Bir hafta sonunda Zafir, kararını verdi. Elara'nın hayatında hâlâ bir yerinin olduğunu hissediyorsa, bunu kanıtlamalıydı. O akşam, Kayseri'nin soğuk rüzgârına aldırmadan, şehrin en güzel çiçeklerini seçmek için bir çiçekçiye girdi. Renkli ve özenle hazırlanmış bir buket aldıktan sonra Elara'nın lokantasının önünde durdu. Derin bir nefes aldı, belki de hayatında ilk defa bu kadar heyecanlıydı.
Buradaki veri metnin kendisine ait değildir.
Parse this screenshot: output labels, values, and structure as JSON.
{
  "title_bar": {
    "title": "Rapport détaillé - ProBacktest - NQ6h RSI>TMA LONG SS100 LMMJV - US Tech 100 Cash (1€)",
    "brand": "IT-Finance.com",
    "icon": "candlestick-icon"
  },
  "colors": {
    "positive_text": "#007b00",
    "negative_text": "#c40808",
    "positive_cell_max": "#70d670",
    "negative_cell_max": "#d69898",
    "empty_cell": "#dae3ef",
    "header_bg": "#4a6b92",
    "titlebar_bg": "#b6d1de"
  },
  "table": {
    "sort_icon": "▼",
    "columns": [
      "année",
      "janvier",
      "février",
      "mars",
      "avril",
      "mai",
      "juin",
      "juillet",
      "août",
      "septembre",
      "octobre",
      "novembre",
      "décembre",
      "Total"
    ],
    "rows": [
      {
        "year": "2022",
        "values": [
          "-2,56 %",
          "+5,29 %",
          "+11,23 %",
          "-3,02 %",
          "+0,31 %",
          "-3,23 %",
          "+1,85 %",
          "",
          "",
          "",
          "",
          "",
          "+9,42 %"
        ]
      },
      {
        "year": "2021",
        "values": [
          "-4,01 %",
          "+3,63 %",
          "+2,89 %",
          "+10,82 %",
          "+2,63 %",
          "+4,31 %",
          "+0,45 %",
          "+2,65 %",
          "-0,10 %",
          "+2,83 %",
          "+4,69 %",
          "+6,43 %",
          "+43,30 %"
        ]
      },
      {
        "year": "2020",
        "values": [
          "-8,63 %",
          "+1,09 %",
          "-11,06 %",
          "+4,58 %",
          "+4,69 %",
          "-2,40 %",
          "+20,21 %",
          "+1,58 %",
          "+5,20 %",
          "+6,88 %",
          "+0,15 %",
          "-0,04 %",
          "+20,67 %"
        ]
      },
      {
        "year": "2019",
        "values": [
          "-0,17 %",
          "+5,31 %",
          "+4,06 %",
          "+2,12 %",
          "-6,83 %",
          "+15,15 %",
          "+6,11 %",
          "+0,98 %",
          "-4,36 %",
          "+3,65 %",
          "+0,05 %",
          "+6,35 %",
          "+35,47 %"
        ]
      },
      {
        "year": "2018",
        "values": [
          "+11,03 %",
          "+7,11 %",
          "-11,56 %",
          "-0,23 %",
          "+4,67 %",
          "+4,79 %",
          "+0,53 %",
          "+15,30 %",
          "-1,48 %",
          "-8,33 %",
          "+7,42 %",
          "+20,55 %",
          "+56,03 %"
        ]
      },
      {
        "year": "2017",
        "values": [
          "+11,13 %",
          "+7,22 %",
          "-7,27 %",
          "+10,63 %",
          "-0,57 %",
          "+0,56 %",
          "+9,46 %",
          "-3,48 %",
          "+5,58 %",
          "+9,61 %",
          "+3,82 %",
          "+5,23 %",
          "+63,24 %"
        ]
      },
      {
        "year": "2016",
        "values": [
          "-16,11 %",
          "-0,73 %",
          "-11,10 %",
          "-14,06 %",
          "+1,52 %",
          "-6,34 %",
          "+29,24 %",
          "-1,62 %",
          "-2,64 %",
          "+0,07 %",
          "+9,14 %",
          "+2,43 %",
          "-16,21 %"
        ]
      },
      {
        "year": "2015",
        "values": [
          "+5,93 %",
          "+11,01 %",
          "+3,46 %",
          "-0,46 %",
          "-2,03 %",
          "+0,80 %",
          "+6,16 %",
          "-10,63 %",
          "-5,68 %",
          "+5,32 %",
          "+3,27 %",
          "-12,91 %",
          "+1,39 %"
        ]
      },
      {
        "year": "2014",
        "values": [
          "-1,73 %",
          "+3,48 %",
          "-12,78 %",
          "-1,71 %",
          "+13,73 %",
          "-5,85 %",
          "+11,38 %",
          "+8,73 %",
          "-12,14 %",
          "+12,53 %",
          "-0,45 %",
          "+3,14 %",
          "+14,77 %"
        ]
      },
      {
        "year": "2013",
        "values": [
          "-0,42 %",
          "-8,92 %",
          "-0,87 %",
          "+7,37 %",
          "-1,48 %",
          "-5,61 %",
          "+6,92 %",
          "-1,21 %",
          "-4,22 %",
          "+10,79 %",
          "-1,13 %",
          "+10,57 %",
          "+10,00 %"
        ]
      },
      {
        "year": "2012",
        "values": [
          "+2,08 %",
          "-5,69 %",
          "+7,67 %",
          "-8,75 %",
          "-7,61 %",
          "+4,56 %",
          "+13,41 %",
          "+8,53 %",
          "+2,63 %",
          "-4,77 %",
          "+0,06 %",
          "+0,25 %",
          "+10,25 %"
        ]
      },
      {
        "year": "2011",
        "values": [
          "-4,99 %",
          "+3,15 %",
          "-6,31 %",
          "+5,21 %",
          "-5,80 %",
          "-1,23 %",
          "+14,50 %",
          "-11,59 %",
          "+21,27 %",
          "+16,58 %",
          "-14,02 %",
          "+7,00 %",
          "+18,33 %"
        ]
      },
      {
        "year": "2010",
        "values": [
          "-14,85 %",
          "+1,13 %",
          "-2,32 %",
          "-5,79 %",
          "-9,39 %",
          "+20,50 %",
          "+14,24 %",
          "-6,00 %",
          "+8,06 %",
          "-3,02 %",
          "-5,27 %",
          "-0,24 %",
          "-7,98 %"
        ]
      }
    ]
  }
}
Lokantanın içine girdiğinde, Elara'nın bakışları hemen ona yöneldi. Birkaç saniye boyunca birbirlerine sadece baktılar. Elara'nın gözlerinde şaşkınlık vardı, ama bu şaşkınlık kısa sürede hafif bir gülümsemeye dönüştü. Belki de Zafir'i beklediğini bile fark etmemişti, ama onu gördüğünde hissettiği mutluluk her halinden okunuyordu.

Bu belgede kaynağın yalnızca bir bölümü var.